Sorry voor alle schaats- en ijsliefhebbers, maar ík ben blij dat de winter voorbij is (nog even afkloppen, want met maart weet je het nooit), maar stiekem ga ik er van uit dat de lente eraan komt. Heerlijk: de kachel uit, de ramen weer open en buiten zitten met een boek. En niet meer bibberen, ondanks een dikke sjaal en handschoenen, zodra je een hoofd buiten de deur steekt.
De bevroren Poel mag dan een eldorado zijn geweest voor schaatsfanaten, ik ben er niet op geweest: was altijd al meer van de koek & zopie. Krabbelend op mijn hockeyschaatsen naar de warme chocomel of iets sterkers, vervolgens gezellig socializen tot het weer tijd werd om terug te krabbelen.
Eén keer heb ik geprobeerd de Poel rond te schaatsen, maar dat was in een vlaag van onvolwassen onbezonnenheid. Ik was 12 en dacht: dat doe ik wel even. Tot het langzaam donker en heel erg mistig begon te worden, er steeds meer scheuren in het inktzwarte ijs leken te komen en de verzuring akelig dichtbij kwam.
Dat mijn ouders compleet in paniek waren toen ik op een bepaalde tijd nóg niet thuis was, begreep ik toen nog niet. Was veel te blij dat een leuke jongen me eenmaal weer veilig aan de kant bij de watertoren hielp met het ontdooien van m’n schaatsveters zodat ik eindelijk m’n heerlijk zachte schoenen weer aan kon.
Nu ik zelf kinderen heb, snap ik hun angst uiteraard veel beter. Maar gelukkig gaan mijn kinderen het ijs al geeneens op: die blijven lekker binnen bij de kachel, lezen wel op Facebook hoe hun nichtje en neef lyrisch doen over de kwaliteit van het ijs en halen hun schouders op: veel te koud! En mijn broertje (weliswaar 50+, maar nog steeds jonger dan ik) moest als één van de 13.000 ongelukkigen, zijn schaatstocht bekopen met een pijnlijk gebroken pols. Om mijn ‘oude mannen moeten ook niet meer schaatsen’ kon hij niet echt lachen. Raar eigenlijk…
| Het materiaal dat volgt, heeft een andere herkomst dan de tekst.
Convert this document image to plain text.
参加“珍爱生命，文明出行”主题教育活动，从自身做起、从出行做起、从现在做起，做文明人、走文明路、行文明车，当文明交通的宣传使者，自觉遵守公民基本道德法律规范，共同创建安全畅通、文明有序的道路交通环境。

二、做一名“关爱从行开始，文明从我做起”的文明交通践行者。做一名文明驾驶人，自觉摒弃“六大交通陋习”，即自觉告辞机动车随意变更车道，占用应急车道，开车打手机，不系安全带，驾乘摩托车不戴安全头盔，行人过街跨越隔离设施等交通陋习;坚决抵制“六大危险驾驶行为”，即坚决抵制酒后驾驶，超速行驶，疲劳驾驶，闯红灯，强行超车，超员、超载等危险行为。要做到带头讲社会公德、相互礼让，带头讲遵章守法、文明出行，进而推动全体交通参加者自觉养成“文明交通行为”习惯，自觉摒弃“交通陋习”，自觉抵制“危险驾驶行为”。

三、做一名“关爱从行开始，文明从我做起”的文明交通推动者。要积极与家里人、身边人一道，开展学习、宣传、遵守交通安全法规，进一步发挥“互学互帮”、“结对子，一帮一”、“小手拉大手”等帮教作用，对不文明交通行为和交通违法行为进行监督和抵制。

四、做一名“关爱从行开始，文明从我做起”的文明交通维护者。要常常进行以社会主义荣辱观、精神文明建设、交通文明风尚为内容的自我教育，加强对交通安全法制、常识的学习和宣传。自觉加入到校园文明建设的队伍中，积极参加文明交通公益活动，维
Toch heeft al die kou ook een voordeel, namelijk vorstverlet! Niet dat ik zelf in de bouw zit, maar mijn wijk is al weken, zo niet maanden, het toneel van allerlei gemeentewerken. Nieuw parkeerterrein? Alle steentjes uit de straat… zand erbij en dan alle steentje er weer in. Klinkt simpeler dan het is, want… vanaf 7 uur ’s morgens zorgt dat voor een bak kabaal waar je niet alleen wakker, maar ook akelig van wordt.
Parkeerterrein af? Niet getreurd, nu wordt die aan de overkant onder handen genomen. En weet je wat? Nemen we meteen het kruispunt mee. De gevolgen zijn hetzelfde. Ook dat weer allemaal keurig opnieuw bestraat? Geen paniek: ze bedenken bij de gemeente wel weer iets anders: de hele wijk moet een woonerf oftewel 30 kilometer-zone worden. Alle steentjes er maar weer uit, want… het kruispunt moet nu vijf centimeter worden opgehoogd en zo een drempel, dan wel verkeersplateau worden. Meteen ook maar een nieuwe kleur steentjes voor de duidelijkheid.
Eind januari zouden ze aan deze, volgens ons ‘weggegooid-geld-missie’ beginnen, de borden om de straten af te sluiten en het verkeer om te leiden stonden alweer klaar. Er hing vorst in de lucht, dus ze zullen toch niet de hele straat opengooien om vervolgens met verlet te gaan? Gelukkig zat er iemand op (het weerbericht) te letten en gebeurde dat niet. Heerlijk… twee weken geen kabaal en happertjes, tractortjes en walsen door de straat. Het grote voordeel van de winter!
Inmiddels is het leed alweer geleden: de stratenmakers ruimen hun spullen op en laten ons met een nieuw woonerf achter. Maar voor hoe lang? In afwachting van de volgende gemeenteman die herrie komt maken – misschien moeten er nu nodig takken afgezaagd en versplinterd worden of blaadjes weggeblazen – zet ik voorzichtig een stoeltje buiten. Nog wel even met de jas aan, maar dat geeft niet, de lente komt eraan!
En wie denkt dat de bestuurders van bovengenoemde gemeente de enigen zijn die door ‘het gewone volk’ niet altijd helemaal begrepen worden… in Aalsmeer is onlangs een krokettenmotie in stemming gebracht. Ik zit hier zo slecht nog niet!